Given the low ratio of psychiatrists to population—0.75 per 1 lakh against the World Health Organisation norm of 3—and their concentration in cities, the national response to this growing public health crisis needs to urgently scale up. It is welcome that Prime Minister Narendra Modi has called for mainstreaming of mental health on the occasion of World Mental Health Day.

This is an opportune moment to review the National Mental Health Programme with its district-level framework and the workings of the National Mental Healthcare Act, 2017, the Rights of Persons with Disabilities Act, 2016, TeleMANAS, the telehealth programme for care seekers, and the National Suicide Prevention Strategy.

India’s public health framework is centred around the district hospital network, and 10 beds are to be provided under existing policy for mental health care in these institutions, now covering 767 districts, besides outpatient services, counselling and suicide prevention initiatives.

In practice, all district-level healthcare is patchy and for mental health, it is ill-equipped to meet the need in populous areas; access to qualified counsellors and medications is uneven. These are serious gaps that require urgent and systemic interventions.

Destigmatising mental health and mainstreaming it requires a sustained campaign to change sociocultural attitudes. Actor Deepika Padukone’s open discussion on her battle with depression encouraged many to seek help for their own struggles. Making policy to relieve economic pressures that weigh heavily on youth, women, farmers and the elderly is in the realm of the government.

Distressingly, 10,786 farmers took their own lives in 2023. Earlier research on this group pointed to economic reasons as the cause, including debt, crop failure and institutional neglect. Women fall in an ‘invisible’ category too, as they endure difficulties within marriage, often leading to anxiety and depression.

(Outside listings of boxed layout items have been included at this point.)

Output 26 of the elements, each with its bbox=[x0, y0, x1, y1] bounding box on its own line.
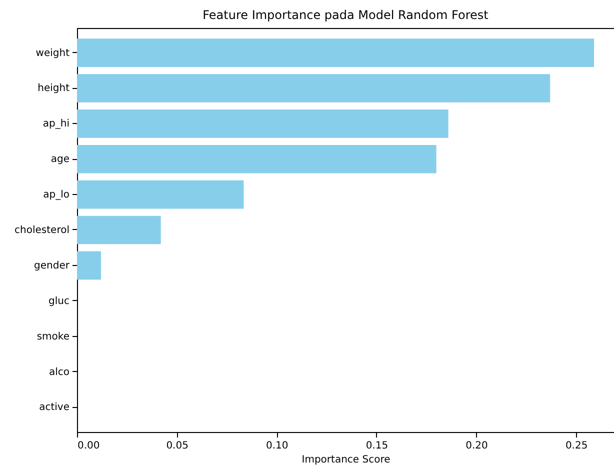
x-tick-label: 0.20 bbox=[466, 440, 488, 452]
x-tick-label: 0.00 bbox=[78, 440, 100, 452]
y-tick-label: age bbox=[50, 154, 70, 166]
x-tick-label: 0.10 bbox=[266, 440, 288, 452]
y-tick-label: gluc bbox=[48, 296, 70, 307]
bar bbox=[77, 251, 101, 280]
y-tick-label: weight bbox=[36, 48, 70, 59]
y-tick-label: smoke bbox=[36, 331, 70, 342]
x-tick-label: 0.05 bbox=[166, 440, 188, 452]
y-tick-label: active bbox=[39, 402, 70, 414]
bar bbox=[77, 74, 550, 102]
y-tick-label: ap_hi bbox=[42, 118, 70, 130]
x-axis-title: Importance Score bbox=[302, 454, 390, 465]
bar bbox=[77, 180, 244, 209]
bar bbox=[77, 216, 161, 244]
x-tick-label: 0.25 bbox=[565, 440, 588, 452]
y-tick-label: alco bbox=[48, 366, 70, 378]
bar bbox=[77, 110, 448, 138]
bar bbox=[77, 38, 594, 67]
y-tick-label: cholesterol bbox=[14, 225, 70, 236]
bar bbox=[77, 144, 436, 174]
y-tick-label: height bbox=[38, 83, 70, 94]
y-tick-label: ap_lo bbox=[43, 190, 70, 201]
y-tick-label: gender bbox=[34, 260, 70, 272]
x-tick-label: 0.15 bbox=[366, 440, 388, 452]
chart-title: Feature Importance pada Model Random Forest bbox=[202, 8, 489, 22]
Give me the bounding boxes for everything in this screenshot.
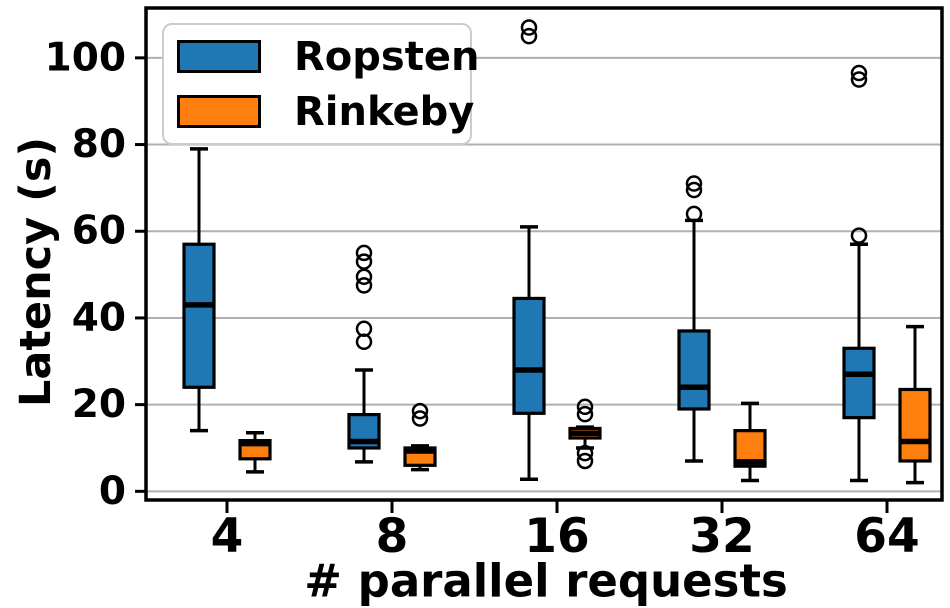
outlier-point [576,452,594,470]
legend-entry-ropsten: Ropsten [177,37,479,77]
x-tick-label: 32 [689,509,754,564]
x-axis-label: # parallel requests [304,554,788,608]
y-tick-label: 100 [45,35,126,80]
outlier-point [850,64,868,82]
outlier-point [685,205,703,223]
outlier-point [850,71,868,88]
outlier-point [411,402,429,420]
outlier-point [411,410,429,427]
legend-swatch-ropsten [177,40,261,73]
y-tick-label: 20 [72,382,126,427]
outlier-point [685,175,703,192]
outlier-point [850,227,868,244]
outlier-point [520,19,538,36]
x-tick-label: 8 [376,509,409,564]
outlier-point [576,405,594,423]
y-axis-label: Latency (s) [11,136,61,408]
box-ropsten-64 [842,346,876,420]
y-tick-label: 40 [72,295,126,340]
box-ropsten-16 [512,296,546,415]
box-rinkeby-64 [898,387,932,463]
plot-border [144,6,944,502]
box-ropsten-32 [677,329,711,411]
legend-label-ropsten: Ropsten [294,33,480,80]
outlier-point [576,444,594,462]
outlier-point [355,268,373,286]
outlier-point [576,398,594,416]
y-tick-label: 0 [99,469,126,514]
y-tick-label: 80 [72,122,126,167]
box-ropsten-4 [182,242,216,389]
legend: Ropsten Rinkeby [162,23,479,145]
legend-entry-rinkeby: Rinkeby [177,92,474,132]
x-tick-label: 4 [211,509,244,564]
x-tick-label: 16 [524,509,589,564]
legend-swatch-rinkeby [177,95,261,128]
outlier-point [355,253,373,270]
outlier-point [685,181,703,199]
outlier-point [355,320,373,338]
legend-label-rinkeby: Rinkeby [294,88,475,135]
x-tick-label: 64 [854,509,919,564]
y-tick-label: 60 [72,209,126,254]
outlier-point [355,277,373,294]
outlier-point [520,27,538,45]
outlier-point [355,244,373,262]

More broadly, as the Belgian clinical psychologist Paul Verhaeghe pointed out through research, the rising feeling of isolation and helplessness appears rooted in a market economy promoting individual success and wealth at all costs.

Such self-centred attitudes weaken community structures so vital to nurture healthy minds. India’s cities are also increasingly dysfunctional, as urbanisation is not matched by the provision of affordable housing, green open spaces, clean air and smooth mobility, which are social determinants of positive mental health.

Personalised counselling services need to be made affordable and accessible in cities, going beyond telehealth, and covered by tax-funded social insurance. Training more medical professionals to offer clinical and support services is basic to mainstreaming mental health.